El mes pasado alertábamos sobre cierto tipo de peligros que nos podíamos encontrar en algún tipo de subastas. Este mes, aprovechando un curioso suceso, comentaremos un riesgo relacionado con las subastas, y decimos riesgo porque es una consecuencia de algunos excesos de confianza.
Un caso bastante común, tal y como comentamos el mes pasado, es la situación de que uno adquiriese material y lo revendiese con alevosía e intención. Puede ser repochable o no, depende del grado de bien comunitario que haga el subastador, cosa en la que ni aquí ni ahora entraremos a debatir. Pero no podemos dejar de diferenciar a un tipo de subastadores que entran en una dinámica demasiado descarada, la de adquirir artículos en subastas para ser luego subastados de nuevo a precios superiores, especulación pura y dura.

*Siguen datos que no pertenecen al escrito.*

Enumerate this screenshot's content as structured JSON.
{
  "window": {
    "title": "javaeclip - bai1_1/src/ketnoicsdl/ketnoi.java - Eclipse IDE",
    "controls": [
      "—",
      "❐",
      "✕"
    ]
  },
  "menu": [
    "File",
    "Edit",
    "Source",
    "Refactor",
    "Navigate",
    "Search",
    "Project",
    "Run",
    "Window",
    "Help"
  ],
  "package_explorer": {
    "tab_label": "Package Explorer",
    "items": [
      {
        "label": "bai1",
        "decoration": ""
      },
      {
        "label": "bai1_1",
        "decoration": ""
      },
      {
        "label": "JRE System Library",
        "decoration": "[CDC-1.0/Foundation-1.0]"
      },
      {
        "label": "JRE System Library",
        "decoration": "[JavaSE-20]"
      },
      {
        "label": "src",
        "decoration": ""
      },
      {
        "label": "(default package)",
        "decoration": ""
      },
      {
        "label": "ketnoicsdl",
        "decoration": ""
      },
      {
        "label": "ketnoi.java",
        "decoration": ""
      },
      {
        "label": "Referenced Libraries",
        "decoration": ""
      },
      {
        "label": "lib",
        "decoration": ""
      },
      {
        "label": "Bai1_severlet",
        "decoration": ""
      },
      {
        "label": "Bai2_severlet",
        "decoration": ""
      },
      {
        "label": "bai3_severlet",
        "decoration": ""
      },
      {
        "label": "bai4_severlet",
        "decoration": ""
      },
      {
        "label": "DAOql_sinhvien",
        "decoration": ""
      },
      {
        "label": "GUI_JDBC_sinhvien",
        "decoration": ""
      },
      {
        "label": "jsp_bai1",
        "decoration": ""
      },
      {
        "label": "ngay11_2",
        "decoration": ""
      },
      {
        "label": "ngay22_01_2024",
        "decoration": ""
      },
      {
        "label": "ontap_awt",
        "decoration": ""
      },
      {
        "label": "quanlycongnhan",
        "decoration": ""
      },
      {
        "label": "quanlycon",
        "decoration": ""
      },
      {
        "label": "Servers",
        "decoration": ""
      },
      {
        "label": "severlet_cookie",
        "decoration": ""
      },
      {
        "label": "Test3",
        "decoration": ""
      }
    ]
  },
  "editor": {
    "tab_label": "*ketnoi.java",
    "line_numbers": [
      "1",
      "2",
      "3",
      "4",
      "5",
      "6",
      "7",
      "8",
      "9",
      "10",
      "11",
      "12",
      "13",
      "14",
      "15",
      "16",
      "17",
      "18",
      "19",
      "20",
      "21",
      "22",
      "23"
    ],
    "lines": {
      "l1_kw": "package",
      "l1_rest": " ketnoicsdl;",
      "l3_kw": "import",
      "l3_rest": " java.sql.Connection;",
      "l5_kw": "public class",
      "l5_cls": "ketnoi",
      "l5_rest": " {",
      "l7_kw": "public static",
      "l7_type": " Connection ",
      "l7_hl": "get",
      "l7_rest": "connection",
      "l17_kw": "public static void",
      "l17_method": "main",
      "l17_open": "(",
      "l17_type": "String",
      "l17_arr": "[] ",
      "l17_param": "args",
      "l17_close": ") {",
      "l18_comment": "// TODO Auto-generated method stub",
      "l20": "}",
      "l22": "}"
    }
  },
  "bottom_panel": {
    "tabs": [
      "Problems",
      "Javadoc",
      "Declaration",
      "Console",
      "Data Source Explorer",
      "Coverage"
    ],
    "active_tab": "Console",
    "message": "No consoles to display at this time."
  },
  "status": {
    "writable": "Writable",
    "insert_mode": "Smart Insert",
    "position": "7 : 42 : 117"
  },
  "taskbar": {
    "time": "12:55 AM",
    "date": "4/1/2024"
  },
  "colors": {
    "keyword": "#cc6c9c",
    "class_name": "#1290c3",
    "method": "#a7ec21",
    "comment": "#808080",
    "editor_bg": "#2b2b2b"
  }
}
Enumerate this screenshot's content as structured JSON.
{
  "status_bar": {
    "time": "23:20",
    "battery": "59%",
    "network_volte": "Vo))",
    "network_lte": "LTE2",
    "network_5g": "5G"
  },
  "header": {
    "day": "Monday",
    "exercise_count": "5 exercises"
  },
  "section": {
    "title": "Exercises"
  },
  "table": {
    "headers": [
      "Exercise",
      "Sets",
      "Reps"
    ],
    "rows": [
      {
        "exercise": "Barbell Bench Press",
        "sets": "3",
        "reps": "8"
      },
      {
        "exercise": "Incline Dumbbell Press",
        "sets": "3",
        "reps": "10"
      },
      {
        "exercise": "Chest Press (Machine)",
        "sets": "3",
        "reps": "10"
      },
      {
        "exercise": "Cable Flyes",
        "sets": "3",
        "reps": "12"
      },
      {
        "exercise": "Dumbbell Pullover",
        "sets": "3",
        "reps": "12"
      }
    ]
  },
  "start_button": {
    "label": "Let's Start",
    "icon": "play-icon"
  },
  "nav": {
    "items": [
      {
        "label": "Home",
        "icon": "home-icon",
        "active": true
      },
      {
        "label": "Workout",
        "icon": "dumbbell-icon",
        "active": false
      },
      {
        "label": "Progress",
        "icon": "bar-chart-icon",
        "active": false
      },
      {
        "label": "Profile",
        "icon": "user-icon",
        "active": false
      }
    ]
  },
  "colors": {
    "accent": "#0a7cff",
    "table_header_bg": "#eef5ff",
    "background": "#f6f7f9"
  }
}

Sin tener que dar explicaciones, uno puede adquirir un producto a través de una subasta, y por los motivos personales que sean, resubastarlo de nuevo porque el material ya no le es necesario o ha resultado que no le interesa. Lo normal es ofrecer este material al precio que a uno le ha costado, incluso es aceptable que incluya al montante los gastos de envío que desembolsó en su momento. En estos casos la intención no es obtener beneficio, simplemente se trata de obtener un deficit neutro, recuperar inversiones.
Pero en las subastas podemos encontrar, y de hecho nos encontramos, con situaciones que traicionan nuestra confianza con los demás. Para no herir sensibilidades y evitar conflictos con terceras personas, el ejemplo que utilizamos aquí tiene relación directa con Matra, por lo que podemos hablar con total libertad.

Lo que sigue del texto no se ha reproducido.